Authors: Richard White*, Sheffield Hallam University, Ophélie Veron, Université Catholique de Louvain, FR
Topics: Animal Geographies, Gender, Geographic Thought
Keywords: anarchism, feminism, veganism, meat, capitalism, patriarchy, violence, oppression
Session Type: Paper
Anarchism is a philosophical and social movement that rejects any form of domination or exploitation – that is, any system of archy. Contrary to Marxism, anarchism does not prioritise any particular social struggle – hierarchy, monarchy or oligarchy must be simultaneously fought. Anarchism should therefore logically oppose two other forms of oppression – patriarchy (the institutionalised domination of men over women) and anthroparchy (the human exploitation of other species, in particular nonhuman animals). However, the existence of these forms of exploitation is not always acknowledged by anarchists, as reflected by the quite recent growth of anarcha-feminism and veganarchism, which have far from unanimous support in the movement.
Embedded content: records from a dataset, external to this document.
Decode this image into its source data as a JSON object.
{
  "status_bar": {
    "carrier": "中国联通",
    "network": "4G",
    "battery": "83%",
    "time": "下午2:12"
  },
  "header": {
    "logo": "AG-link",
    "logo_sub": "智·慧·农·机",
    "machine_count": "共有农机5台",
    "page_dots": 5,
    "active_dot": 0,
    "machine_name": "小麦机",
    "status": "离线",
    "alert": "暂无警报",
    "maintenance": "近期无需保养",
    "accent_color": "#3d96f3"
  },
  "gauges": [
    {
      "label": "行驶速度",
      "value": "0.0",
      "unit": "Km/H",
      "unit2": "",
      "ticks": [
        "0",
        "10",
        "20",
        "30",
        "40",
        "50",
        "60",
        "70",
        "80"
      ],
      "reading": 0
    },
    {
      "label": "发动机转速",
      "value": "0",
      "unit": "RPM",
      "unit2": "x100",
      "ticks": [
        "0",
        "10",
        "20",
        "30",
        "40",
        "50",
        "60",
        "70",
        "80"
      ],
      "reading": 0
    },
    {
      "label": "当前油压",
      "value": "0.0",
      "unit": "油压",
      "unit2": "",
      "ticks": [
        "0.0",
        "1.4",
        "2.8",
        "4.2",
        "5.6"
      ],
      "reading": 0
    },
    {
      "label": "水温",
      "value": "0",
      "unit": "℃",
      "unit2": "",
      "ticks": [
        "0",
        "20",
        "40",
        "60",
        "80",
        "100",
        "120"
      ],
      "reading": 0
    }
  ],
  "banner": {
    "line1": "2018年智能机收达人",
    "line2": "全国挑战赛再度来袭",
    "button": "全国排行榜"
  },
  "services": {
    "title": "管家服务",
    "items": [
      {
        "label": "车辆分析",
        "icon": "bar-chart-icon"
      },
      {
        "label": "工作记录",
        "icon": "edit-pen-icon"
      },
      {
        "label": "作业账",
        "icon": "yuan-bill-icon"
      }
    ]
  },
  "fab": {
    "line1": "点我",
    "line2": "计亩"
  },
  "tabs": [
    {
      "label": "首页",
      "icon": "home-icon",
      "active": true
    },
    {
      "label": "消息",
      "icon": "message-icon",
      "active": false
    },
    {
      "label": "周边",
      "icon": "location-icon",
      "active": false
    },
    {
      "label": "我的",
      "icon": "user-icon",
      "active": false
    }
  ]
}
This paper will examine the relationships between these movements, their divergences and oppositions, as well as the paradoxes and dilemmas that face them. Is it possible to be anarchist without fighting against patriarchal and paternalistic power relationships – which are often present even amongst militant circles – and while eating meat and animal products? Similarly, is it possible to be feminist or antispeciesist without being opposed to the statist and capitalist system, which is built as much on animal exploitation as on male domination?